Mitsubishi has a talent for designing stunning concept cars, but it usually doesn’t have the resources to put them into production. The latest concept car from the Japanese automaker is the Engelberg Tourer, an adventure-focused SUV debuting at the 2019 Geneva Motor Show. But will it be another concept that’s all show and no go?

Named after the Swiss ski resort of Engelberg, the Engelberg Tourer features bold styling typical of Mitsubishi’s recent concept cars. The burly vehicle almost looks like a futuristic version of the cult-classic Montero SUV. The Montero was an old-school off-roader that helped kickstart the SUV craze, but like all of Mitsubishi’s best models, it was discontinued years ago. Mitsubishi previously hinted at a Montero replacement with the Concept GC-PHEV and GT-PHEV, but neither made it to production.

The Engelberg Tourer features a plug-in hybrid powertrain built around a 2.4-liter gasoline engine. This is most plausible part of the vehicle, as Mitsubishi already offers a plug-in hybrid powertrain in the Outlander. Like the Outlander, the Engelberg Tourer features Super All-Wheel Control (S-AWC), which constantly adjusts electronic driving aids like ABS, traction control, and stability control to help keep the driver from crashing. The plug-in hybrid SUV can drive up to 70 kilometers (43 miles) on electricity alone, using the European WLTP test cycle, according to Mitsubishi.
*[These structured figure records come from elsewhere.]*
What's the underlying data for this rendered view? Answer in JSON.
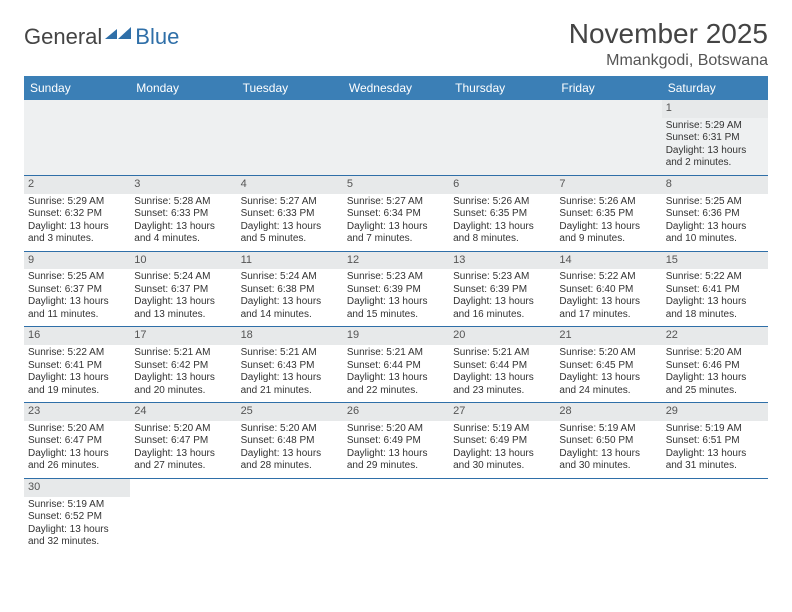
{
  "logo": {
    "text1": "General",
    "text2": "Blue"
  },
  "title": "November 2025",
  "location": "Mmankgodi, Botswana",
  "colors": {
    "header_bg": "#3b7fb6",
    "header_text": "#ffffff",
    "row_divider": "#2f6fa8",
    "daynum_bg": "#e7e9ea",
    "first_row_bg": "#eef0f1"
  },
  "days_of_week": [
    "Sunday",
    "Monday",
    "Tuesday",
    "Wednesday",
    "Thursday",
    "Friday",
    "Saturday"
  ],
  "weeks": [
    [
      null,
      null,
      null,
      null,
      null,
      null,
      {
        "n": "1",
        "sunrise": "5:29 AM",
        "sunset": "6:31 PM",
        "daylight": "13 hours and 2 minutes."
      }
    ],
    [
      {
        "n": "2",
        "sunrise": "5:29 AM",
        "sunset": "6:32 PM",
        "daylight": "13 hours and 3 minutes."
      },
      {
        "n": "3",
        "sunrise": "5:28 AM",
        "sunset": "6:33 PM",
        "daylight": "13 hours and 4 minutes."
      },
      {
        "n": "4",
        "sunrise": "5:27 AM",
        "sunset": "6:33 PM",
        "daylight": "13 hours and 5 minutes."
      },
      {
        "n": "5",
        "sunrise": "5:27 AM",
        "sunset": "6:34 PM",
        "daylight": "13 hours and 7 minutes."
      },
      {
        "n": "6",
        "sunrise": "5:26 AM",
        "sunset": "6:35 PM",
        "daylight": "13 hours and 8 minutes."
      },
      {
        "n": "7",
        "sunrise": "5:26 AM",
        "sunset": "6:35 PM",
        "daylight": "13 hours and 9 minutes."
      },
      {
        "n": "8",
        "sunrise": "5:25 AM",
        "sunset": "6:36 PM",
        "daylight": "13 hours and 10 minutes."
      }
    ],
    [
      {
        "n": "9",
        "sunrise": "5:25 AM",
        "sunset": "6:37 PM",
        "daylight": "13 hours and 11 minutes."
      },
      {
        "n": "10",
        "sunrise": "5:24 AM",
        "sunset": "6:37 PM",
        "daylight": "13 hours and 13 minutes."
      },
      {
        "n": "11",
        "sunrise": "5:24 AM",
        "sunset": "6:38 PM",
        "daylight": "13 hours and 14 minutes."
      },
      {
        "n": "12",
        "sunrise": "5:23 AM",
        "sunset": "6:39 PM",
        "daylight": "13 hours and 15 minutes."
      },
      {
        "n": "13",
        "sunrise": "5:23 AM",
        "sunset": "6:39 PM",
        "daylight": "13 hours and 16 minutes."
      },
      {
        "n": "14",
        "sunrise": "5:22 AM",
        "sunset": "6:40 PM",
        "daylight": "13 hours and 17 minutes."
      },
      {
        "n": "15",
        "sunrise": "5:22 AM",
        "sunset": "6:41 PM",
        "daylight": "13 hours and 18 minutes."
      }
    ],
    [
      {
        "n": "16",
        "sunrise": "5:22 AM",
        "sunset": "6:41 PM",
        "daylight": "13 hours and 19 minutes."
      },
      {
        "n": "17",
        "sunrise": "5:21 AM",
        "sunset": "6:42 PM",
        "daylight": "13 hours and 20 minutes."
      },
      {
        "n": "18",
        "sunrise": "5:21 AM",
        "sunset": "6:43 PM",
        "daylight": "13 hours and 21 minutes."
      },
      {
        "n": "19",
        "sunrise": "5:21 AM",
        "sunset": "6:44 PM",
        "daylight": "13 hours and 22 minutes."
      },
      {
        "n": "20",
        "sunrise": "5:21 AM",
        "sunset": "6:44 PM",
        "daylight": "13 hours and 23 minutes."
      },
      {
        "n": "21",
        "sunrise": "5:20 AM",
        "sunset": "6:45 PM",
        "daylight": "13 hours and 24 minutes."
      },
      {
        "n": "22",
        "sunrise": "5:20 AM",
        "sunset": "6:46 PM",
        "daylight": "13 hours and 25 minutes."
      }
    ],
    [
      {
        "n": "23",
        "sunrise": "5:20 AM",
        "sunset": "6:47 PM",
        "daylight": "13 hours and 26 minutes."
      },
      {
        "n": "24",
        "sunrise": "5:20 AM",
        "sunset": "6:47 PM",
        "daylight": "13 hours and 27 minutes."
      },
      {
        "n": "25",
        "sunrise": "5:20 AM",
        "sunset": "6:48 PM",
        "daylight": "13 hours and 28 minutes."
      },
      {
        "n": "26",
        "sunrise": "5:20 AM",
        "sunset": "6:49 PM",
        "daylight": "13 hours and 29 minutes."
      },
      {
        "n": "27",
        "sunrise": "5:19 AM",
        "sunset": "6:49 PM",
        "daylight": "13 hours and 30 minutes."
      },
      {
        "n": "28",
        "sunrise": "5:19 AM",
        "sunset": "6:50 PM",
        "daylight": "13 hours and 30 minutes."
      },
      {
        "n": "29",
        "sunrise": "5:19 AM",
        "sunset": "6:51 PM",
        "daylight": "13 hours and 31 minutes."
      }
    ],
    [
      {
        "n": "30",
        "sunrise": "5:19 AM",
        "sunset": "6:52 PM",
        "daylight": "13 hours and 32 minutes."
      },
      null,
      null,
      null,
      null,
      null,
      null
    ]
  ],
  "labels": {
    "sunrise": "Sunrise:",
    "sunset": "Sunset:",
    "daylight": "Daylight:"
  }
}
Mitsubishi also offers an eco-friendly option for charging. The Engelberg Tourer features “Dendo Drive House,” which includes solar panels, a bidirectional charger, and a stationary home battery pack. Owners could theoretically charge both the SUV and the stationary battery pack using solar panels — completely avoiding grid electricity. That saves money and could potentially reduce emissions (owners don’t have to worry about the electricity for their car coming from a coal-fired power plant).

Because the Dendo Drive House charger is bidirectional, the car and stationary battery pack can also discharge stored electricity to power a house during outages, according to Mitsubishi. These systems have become a major talking point in Japan since a devastating earthquake and tsunami hit the country in 2011. Mitsubishi parent Nissan is also experimenting with the technology, which is sometimes referred to as “vehicle-to-grid,” or “V2G” for short. But regulatory issues make offering these systems in the U.S. more complicated. It’s also unlikely that the battery packs being discussed will be able to power an average U.S. home for more than a few hours.

The Engelberg Tourer, then, is a typical Mitsubishi concept car. It looks cool, and has some neat tech features, but it probably won’t go into production. Mitsubishi is steadily improving its actual production cars, but the once-mighty automaker has a long way to go before catching up with Honda, Nissan, and Toyota.